Instead, self-confessed bull Wintle has argued a period of negative earnings per share (EPS) growth from late 2014 to mid-2016 was “the definition of a profits recession”.

“My point is we are actually at the beginning of a new cycle, not at the end of a very tired old one and that’s because we’ve had a profits recession already,” Wintle said.

S&P 500 reacts

EPS growth in the S&P 500 turned negative in June 2015 after slowing towards the tail end of 2014.

By December 2015 year-on-year EPS growth slumped to -15%, before slowly picking up and approaching 10% late last year according to Wintle’s analysis.

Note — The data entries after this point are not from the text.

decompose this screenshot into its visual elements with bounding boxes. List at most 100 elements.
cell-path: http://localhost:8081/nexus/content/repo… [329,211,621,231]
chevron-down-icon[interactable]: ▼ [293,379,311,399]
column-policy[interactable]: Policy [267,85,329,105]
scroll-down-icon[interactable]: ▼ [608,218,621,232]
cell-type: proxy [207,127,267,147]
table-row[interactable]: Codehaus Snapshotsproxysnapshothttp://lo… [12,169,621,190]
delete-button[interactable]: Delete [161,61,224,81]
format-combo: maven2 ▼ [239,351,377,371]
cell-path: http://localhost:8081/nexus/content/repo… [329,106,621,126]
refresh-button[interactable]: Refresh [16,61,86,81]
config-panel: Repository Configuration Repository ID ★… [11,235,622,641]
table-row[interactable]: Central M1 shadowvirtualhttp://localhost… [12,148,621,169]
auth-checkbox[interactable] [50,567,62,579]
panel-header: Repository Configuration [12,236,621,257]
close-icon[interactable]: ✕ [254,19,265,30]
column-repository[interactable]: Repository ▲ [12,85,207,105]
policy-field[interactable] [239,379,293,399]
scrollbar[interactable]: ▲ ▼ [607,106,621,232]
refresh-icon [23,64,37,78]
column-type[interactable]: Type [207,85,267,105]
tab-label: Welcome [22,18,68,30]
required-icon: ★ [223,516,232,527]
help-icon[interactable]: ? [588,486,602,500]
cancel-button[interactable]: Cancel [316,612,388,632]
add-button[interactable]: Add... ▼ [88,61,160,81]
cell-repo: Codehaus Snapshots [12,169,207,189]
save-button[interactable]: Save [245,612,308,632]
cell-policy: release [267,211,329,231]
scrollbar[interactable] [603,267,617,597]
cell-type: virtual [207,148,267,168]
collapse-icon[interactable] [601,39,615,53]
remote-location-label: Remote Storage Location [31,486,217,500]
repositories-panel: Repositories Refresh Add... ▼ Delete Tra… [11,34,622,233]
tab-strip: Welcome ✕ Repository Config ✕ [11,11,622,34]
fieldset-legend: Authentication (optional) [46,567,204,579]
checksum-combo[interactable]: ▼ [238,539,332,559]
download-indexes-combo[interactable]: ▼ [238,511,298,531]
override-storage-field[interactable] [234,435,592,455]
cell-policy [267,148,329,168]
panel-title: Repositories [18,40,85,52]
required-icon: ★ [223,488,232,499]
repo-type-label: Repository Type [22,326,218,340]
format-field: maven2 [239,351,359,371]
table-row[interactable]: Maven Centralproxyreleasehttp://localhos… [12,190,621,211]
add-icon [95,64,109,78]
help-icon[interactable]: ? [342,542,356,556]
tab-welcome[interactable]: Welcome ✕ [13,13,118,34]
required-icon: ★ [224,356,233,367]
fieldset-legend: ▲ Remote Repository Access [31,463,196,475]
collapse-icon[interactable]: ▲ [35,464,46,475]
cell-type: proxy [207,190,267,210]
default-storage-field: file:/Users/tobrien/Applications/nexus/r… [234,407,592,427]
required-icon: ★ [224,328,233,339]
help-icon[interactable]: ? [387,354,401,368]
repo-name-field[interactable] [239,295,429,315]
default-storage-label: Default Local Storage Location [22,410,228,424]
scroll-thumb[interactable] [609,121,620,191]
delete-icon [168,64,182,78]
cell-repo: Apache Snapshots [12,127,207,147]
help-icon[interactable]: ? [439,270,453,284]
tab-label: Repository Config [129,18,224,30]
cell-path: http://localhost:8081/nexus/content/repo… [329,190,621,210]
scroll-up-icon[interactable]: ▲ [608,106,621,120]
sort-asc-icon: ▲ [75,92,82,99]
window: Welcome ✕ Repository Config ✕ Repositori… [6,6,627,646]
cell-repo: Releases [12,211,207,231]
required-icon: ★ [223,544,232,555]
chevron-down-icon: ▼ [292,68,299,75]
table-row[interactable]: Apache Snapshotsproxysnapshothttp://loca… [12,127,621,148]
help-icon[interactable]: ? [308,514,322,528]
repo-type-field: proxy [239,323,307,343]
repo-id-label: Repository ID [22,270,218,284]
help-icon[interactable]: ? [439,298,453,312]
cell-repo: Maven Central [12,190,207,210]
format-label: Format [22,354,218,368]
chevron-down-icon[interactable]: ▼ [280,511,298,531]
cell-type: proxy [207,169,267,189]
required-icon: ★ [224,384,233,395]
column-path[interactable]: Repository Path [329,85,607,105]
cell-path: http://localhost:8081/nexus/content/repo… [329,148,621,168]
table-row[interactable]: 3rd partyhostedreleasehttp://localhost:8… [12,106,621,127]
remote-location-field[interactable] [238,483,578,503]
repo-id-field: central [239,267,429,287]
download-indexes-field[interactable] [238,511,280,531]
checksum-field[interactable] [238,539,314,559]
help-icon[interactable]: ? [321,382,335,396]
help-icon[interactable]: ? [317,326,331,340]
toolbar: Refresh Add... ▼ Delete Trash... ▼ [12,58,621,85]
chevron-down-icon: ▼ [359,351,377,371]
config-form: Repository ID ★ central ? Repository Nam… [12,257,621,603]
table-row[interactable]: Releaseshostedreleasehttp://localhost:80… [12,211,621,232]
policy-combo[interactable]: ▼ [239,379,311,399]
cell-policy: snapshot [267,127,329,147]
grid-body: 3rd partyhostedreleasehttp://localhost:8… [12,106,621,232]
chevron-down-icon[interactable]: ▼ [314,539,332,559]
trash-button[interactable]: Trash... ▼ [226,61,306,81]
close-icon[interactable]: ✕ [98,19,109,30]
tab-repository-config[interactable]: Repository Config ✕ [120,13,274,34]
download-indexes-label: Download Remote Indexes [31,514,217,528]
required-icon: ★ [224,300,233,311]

He said: “In my mind, the pull back that everyone is waiting for has actually happened. So, what is the risk to my bullish thesis? That recovery in earnings starts to decelerate. But I don’t think that is going to happen because corporate earnings are really strong, productivity is improving, margins are improving.

“My point is that this idea that we have been in a bull market since 2009, that it’s an extended cycle and it’s got to end soon, is actually wrong because we’ve had this enormous swing down already.”

The lack of movement in stock markets was down to the inflation of asset prices due to the Federal Reserve’s QE programme and holding of interest rates at rock-bottom levels.

Inflated asset prices

While Wintle argued there was a market downturn between mid-2014 and mid-2016, when the S&P 500 lost 15% and the likes of Germany’s DAX index was down 30%, central bank policy across the world ensured markets were “tidied over”.

“It has basically kept the market afloat. It was hoped QE and 0% interest rates would create inflation, which it didn’t, it was hoped it would create jobs, which it didn’t, and it was hoped it would create growth and it didn’t, but what it did do was inflate asset prices,” he added.

He said the positive economic signals suggest Janet Yellen will hike rates in December of this year.

“You’ve got to deal with the market you’re looking at rather than wish it had been something else,” Wintle said.

Wintle recently joined boutique firm Tyndall Investment Management after leaving Neptune last year, he launched his North American fund in July 2017.